New Jersey perdió puntos por utilizar retenes, impedir a los infractores por exceso de velocidad contar con juicios por jurado, y poner el límite de velocidad en autopistas en 65 mph, según este grupo de motoristas. Más de la mitad de los estados de los EE.UU. tienen topes de velocidad en autopistas de 70 mph o más. Para ser justos con New Jersey, los estados más densamente poblados tienden a tener menores límites de velocidad.

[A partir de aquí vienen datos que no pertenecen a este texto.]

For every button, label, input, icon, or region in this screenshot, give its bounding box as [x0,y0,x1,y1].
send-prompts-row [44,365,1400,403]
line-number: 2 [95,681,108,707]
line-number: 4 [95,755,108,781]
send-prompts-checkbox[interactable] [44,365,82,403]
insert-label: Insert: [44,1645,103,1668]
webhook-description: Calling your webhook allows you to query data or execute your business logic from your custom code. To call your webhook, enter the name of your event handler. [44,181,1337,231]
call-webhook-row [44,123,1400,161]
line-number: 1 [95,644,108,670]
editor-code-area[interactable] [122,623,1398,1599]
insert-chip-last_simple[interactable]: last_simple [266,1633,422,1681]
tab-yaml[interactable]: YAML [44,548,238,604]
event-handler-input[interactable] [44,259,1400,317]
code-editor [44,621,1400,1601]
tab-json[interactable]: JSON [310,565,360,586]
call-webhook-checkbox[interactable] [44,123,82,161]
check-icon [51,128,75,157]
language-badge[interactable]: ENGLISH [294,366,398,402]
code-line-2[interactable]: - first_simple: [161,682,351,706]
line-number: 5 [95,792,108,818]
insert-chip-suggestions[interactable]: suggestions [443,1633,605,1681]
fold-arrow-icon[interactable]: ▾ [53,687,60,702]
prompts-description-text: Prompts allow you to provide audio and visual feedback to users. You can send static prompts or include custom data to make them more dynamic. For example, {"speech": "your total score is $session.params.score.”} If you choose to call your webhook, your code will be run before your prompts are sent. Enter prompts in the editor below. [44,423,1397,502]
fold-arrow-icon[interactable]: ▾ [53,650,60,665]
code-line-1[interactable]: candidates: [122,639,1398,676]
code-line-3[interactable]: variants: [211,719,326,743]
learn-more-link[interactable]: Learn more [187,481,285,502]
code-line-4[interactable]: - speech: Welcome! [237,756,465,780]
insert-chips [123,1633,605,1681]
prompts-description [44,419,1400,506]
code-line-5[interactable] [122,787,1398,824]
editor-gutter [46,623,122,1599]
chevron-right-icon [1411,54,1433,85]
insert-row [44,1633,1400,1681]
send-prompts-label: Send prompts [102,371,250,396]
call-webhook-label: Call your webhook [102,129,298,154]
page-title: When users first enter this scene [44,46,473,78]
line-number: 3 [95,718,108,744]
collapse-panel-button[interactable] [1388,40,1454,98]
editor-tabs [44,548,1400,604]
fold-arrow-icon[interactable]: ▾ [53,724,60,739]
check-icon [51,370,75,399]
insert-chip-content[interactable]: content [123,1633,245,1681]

Rhode Island y Massachusetts, los dos estados más densamente poblados después de New Jersey, también tienen límite de 65 mph en todas las autopistas sin peaje.
Creemos que las ciudades están utilizando algunas leyes sobre velocidades máximas, básicamente, para hacer plata y no para mejorar en absoluto la seguridad", dice Aaron Quinn, vocero de este grupo de derechos de los conductores.
La organización, que asume un punto de vista libertario sobre las leyes de tránsito, fue fundada en 1982 como parte de un esfuerzo por combatir el límite nacional de 55 mph.
Por primera vez el año se pasado llevó a cabo un estudio sobre los peores lugares, en parte para verificar la creencia de que las municipalidades fiscalmente comprometidas podrían tener especial motivación en aplicar las leyes de tránsito durante las vacaciones para mejorar sus ingresos en lugar de cuidar, simplemente, la seguridad en los caminos.
"No es un secreto mantenido bajo siete llaves que muchas leyes de tránsito, prácticas de cumplimiento de la ley y tribunales de faltas están pensados para generar ingresos y adoptar posturas políticas más que por la seguridad del tránsito en sí", dijo Jim Baxter, presidente de la organización en una declaración preparada.
Hay alguna evidencia que respalda el reclamo del grupo. En 2007, Michael Makowsky, profesor asistente de la Towson University y Thomas Stratmann profesor de la Universidad George Mason, publicaron un estudio sobre las detenciones de tránsito en Massachusetts que mostraba que los pueblos y ciudades con más dificultades financieras eran más proclives a emitir multas por exceso de velocidad, especialmente a viajeros que no son del lugar y no pagan los impuestos de ese municipio. Los conductores de otros pueblos tenían una probabilidad 10% mayor de recibir una multa, mientras que para los conductores con placas fuera del estado esa probabilidad ascendía un 20%.
Estas conclusiones se hicieron eco de un estudio anterior del Federal Reserve Bank de St. Louis, que encontró que las municipalidades emitían significativamente más multas de tránsito cuando sus ingresos descendían.
"Nuestros resultados sugieren que las multas son utilizadas para generar dinero más que como un medio de incrementar la seguridad del público", dijeron los coautores del informe, Gary Wagner, economista de la Universidad de Arkansas en Little Rock y Thomas Garrett, investigador de la Fed St. Louis sobre el estudio de julio de 2007.
El incremento de multas no logra solamente mejorar las arcas municipales, no obstante. En un estudio de seguimiento que realizaron Makowsky y Stratmann, los economistas descubrieron que el incremento de las boletas de tránsito efectivamente reduce la cantidad de accidentes. De modo que quizás las multas hagan a los conductores más cuidadosos y a las ciudades más ricas.